Nancy Weinberg has been receiving a lot of attention lately. Weinberg, an artist-in-residence (literally) at Lieberman Center for Health and Rehabilitation in Skokie, has enjoyed the publication of several articles about her and her artwork–one in the Chicago Jewish News (CJN) and one in ESRA Magazine, an English-language journal published in Israel (www.esra-magazine.com). The attention is well-deserved but she takes it in stride and is quick to point out the role that Lieberman Center has had in helping her to pursue her passion.
Nancy Weinberg says she began drawing as soon as she could hold a pencil and, at 12 years of age, she received a scholarship to the School of the Art Institute of Chicago. She went back to school at age 50 after her two children grew up, and she got an art degree on full scholarship from Northeastern Illinois University. After retiring at 70 from her work as a secretary, she says she “almost never put down my paint brush.” She has had several exhibitions of her paintings, and adds that she has also sold some of her art.
In the article that appeared in ESRA, Weinberg explained: “The day I retired I picked up a paint brush and have never put it down. Since moving to Lieberman five years ago, I was determined to continue painting but because of limited space, I was forced to scale down from large paintings to a small easel and 9x12-inch canvases. But what to paint on a 9x12 canvas? Portraits of course! So began my odyssey through my past of the painters, authors, poets, singers and political figures who played such an important role in my life.”
Weinberg has been living at Lieberman almost 6 years, and she’s truly made it home with all her art materials, books and, of course, paintings and other art pieces. Remarking on the unique of her small private room, she acknowledges “it’s a mess.” But a keen sense of organization and remarkable ability to store a tremendous amount of possessions are evident. The room serves as a showplace of her immense talent, her high productivity and her strong interest in politics and activism. She specializes in portraits from photographs, and she paints them realistically and without irony in the medium of acrylic paints. But she does not paint just any portrait. Her choices of subject matter include her “heroes,” as she calls them–some of them famous, some of them obscure. And their obscurity attests to the sharp mind and intellectual curiosity that Weinberg has always had–and still displays–into her 95th year.

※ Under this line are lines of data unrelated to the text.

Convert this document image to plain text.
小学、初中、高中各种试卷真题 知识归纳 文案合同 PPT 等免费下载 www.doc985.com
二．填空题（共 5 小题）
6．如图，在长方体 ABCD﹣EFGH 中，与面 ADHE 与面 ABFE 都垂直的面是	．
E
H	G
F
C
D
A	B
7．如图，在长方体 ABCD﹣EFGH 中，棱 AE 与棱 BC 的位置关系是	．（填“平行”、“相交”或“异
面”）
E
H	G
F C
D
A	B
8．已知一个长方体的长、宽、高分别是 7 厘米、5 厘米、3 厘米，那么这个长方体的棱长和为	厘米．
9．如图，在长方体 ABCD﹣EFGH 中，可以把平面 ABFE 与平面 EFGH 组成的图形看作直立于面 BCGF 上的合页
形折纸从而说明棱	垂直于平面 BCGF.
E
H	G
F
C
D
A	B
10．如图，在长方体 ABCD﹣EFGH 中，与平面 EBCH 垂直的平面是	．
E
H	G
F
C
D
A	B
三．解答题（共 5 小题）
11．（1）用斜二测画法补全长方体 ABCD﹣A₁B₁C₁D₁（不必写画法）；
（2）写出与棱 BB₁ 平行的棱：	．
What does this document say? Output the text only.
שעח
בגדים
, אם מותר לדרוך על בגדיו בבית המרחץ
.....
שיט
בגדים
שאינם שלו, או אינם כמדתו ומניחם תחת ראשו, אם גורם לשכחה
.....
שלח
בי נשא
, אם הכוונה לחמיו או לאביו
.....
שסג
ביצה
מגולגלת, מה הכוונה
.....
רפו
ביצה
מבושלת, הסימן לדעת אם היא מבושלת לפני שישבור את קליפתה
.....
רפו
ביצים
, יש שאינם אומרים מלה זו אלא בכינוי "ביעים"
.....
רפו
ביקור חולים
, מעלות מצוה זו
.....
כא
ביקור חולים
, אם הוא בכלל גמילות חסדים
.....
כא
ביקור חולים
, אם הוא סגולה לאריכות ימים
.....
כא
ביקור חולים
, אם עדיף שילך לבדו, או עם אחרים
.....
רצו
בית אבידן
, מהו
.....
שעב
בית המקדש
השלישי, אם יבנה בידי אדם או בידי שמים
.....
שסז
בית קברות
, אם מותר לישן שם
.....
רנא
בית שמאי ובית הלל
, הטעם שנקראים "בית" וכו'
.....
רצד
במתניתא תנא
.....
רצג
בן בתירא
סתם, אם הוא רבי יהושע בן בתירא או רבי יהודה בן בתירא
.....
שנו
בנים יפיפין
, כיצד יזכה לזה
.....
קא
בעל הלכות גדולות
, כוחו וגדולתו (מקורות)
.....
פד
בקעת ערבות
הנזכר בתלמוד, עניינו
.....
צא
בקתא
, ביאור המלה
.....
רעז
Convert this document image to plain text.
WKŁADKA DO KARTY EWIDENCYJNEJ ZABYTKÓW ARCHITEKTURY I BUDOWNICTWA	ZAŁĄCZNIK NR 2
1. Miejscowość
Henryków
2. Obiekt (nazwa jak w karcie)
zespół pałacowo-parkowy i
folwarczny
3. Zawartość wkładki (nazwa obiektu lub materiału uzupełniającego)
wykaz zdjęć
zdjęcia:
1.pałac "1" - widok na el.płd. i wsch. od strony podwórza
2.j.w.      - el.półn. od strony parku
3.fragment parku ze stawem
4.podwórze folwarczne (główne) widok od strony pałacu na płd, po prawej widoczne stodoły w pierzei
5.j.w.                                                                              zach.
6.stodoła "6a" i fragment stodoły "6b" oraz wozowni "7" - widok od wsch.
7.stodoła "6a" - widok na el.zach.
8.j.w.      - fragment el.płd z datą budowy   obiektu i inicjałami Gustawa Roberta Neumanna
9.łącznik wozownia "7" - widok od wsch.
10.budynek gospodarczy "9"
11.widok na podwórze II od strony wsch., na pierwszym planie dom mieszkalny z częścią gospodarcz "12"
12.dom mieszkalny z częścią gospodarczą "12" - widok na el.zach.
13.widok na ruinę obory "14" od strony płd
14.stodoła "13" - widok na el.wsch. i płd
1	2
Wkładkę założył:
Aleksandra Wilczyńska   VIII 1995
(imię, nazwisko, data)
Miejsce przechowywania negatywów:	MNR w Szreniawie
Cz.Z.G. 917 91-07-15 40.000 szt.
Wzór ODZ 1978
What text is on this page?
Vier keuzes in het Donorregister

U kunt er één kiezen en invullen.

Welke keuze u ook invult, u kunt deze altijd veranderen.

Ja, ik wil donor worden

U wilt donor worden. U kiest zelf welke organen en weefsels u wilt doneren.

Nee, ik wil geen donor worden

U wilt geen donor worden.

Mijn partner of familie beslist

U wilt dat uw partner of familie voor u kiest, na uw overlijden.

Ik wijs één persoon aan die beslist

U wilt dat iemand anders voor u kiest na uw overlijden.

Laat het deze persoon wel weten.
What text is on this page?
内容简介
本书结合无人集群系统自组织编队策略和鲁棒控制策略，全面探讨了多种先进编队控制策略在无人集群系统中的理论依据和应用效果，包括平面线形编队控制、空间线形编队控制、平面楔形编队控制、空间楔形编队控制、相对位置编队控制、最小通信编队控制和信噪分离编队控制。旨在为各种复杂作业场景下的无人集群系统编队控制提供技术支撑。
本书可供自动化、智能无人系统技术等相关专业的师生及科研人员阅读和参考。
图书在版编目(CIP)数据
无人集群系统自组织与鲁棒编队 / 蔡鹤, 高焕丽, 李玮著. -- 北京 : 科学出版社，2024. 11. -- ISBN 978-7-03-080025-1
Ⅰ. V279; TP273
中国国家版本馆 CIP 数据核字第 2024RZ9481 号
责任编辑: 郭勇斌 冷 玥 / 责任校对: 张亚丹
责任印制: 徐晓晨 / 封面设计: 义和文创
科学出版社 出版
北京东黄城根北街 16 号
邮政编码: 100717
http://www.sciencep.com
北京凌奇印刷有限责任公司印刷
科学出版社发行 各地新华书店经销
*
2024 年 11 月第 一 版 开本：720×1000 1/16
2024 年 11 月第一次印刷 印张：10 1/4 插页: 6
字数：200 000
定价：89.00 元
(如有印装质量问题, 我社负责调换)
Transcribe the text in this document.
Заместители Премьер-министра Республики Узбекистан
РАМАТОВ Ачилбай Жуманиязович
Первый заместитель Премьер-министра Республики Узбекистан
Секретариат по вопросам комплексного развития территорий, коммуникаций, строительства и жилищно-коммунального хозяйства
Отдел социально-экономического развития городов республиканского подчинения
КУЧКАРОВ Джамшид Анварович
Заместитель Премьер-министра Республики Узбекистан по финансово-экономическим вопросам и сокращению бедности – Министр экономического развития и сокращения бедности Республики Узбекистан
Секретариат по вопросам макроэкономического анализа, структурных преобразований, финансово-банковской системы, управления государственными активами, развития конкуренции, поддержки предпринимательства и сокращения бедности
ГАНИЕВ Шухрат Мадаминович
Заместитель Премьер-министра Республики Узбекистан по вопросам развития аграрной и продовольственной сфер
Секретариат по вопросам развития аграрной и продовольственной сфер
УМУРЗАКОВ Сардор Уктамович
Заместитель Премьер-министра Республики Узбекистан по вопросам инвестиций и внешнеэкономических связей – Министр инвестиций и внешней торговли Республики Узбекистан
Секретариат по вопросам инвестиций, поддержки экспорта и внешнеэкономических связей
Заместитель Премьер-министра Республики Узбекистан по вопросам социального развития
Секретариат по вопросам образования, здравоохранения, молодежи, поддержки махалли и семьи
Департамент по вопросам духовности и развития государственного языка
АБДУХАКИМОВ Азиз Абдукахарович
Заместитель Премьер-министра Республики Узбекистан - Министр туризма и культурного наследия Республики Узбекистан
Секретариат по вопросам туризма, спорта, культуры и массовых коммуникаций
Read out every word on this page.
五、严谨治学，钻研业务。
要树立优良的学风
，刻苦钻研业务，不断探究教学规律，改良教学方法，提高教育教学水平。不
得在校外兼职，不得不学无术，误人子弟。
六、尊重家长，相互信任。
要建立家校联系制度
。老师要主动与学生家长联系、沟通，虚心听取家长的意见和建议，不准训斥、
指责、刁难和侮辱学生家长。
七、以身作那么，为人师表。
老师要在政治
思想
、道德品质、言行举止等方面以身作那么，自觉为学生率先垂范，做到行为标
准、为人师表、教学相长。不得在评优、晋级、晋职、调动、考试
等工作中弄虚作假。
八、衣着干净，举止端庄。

On her easel is a recently completed painting that shows the boxer Mohammed Ali helping Chicago Mayor Harold Washington to campaign. She asks visitors if they recognize the subject of the portraits. Some are obvious and iconic: the Argentine Marxist revolutionary and guerrilla leader Che Guevara; the self-portraitist and promoter of Mexican culture, Frieda Kahlo; and the feminist member of congress, Bella Abzug. She doesn’t miss a beat as she goes around her room naming the less recognizable faces: Otto Dix the German artist; Zero Mostel as Tevya; playwright Bertolt Brecht; union organizer Joe Hill; anti-apartheid activist Steve Biko; and social justice singer-songwriter Woody Guthrie, to name a few. You get the picture. One’s eye is drawn to the image of possibly the least well-known figure in the room— Father Michael Pfleger, the activist priest who is the pastor of the mostly African American parish St. Sabina on the South Side. “He’s a hero of mine,” Nancy admits. And as she further explains in the Chicago Jewish News: “I admired those who fought for the disregarded and overlooked in society. They became my heroes. Their belief systems spoke to me deeply.”
About her painting at Lieberman, she reflects: “I didn’t paint for about a year because my hands quiver. But Melissa Miller, the art therapist, got me started again within the last year. I originally created pictures with her, cutting out paper images and assembling them, like collages. She had me cut up paper pieces and then glue them down into patterns and images, like mosaics.” She pointed to a recently-completed watercolor that appeared to portray a brightly-lit skyline and said: “It’s actually supposed to be an aerial map of New York, but I couldn’t do that, so I did a mosaic. It’s amazing I’ve done so much art with my hands shaking like they do!” Art Therapist Miller comments that “It is wonderful and inspiring that she is doing this at her age.”
Art Therapy is one of the many Life Enrichment Activities that Lieberman Center offers its long-term and short-term residents. It is illustrative of our strong commitment to our mission of enhancing the quality of life of older adults by providing person-centered care.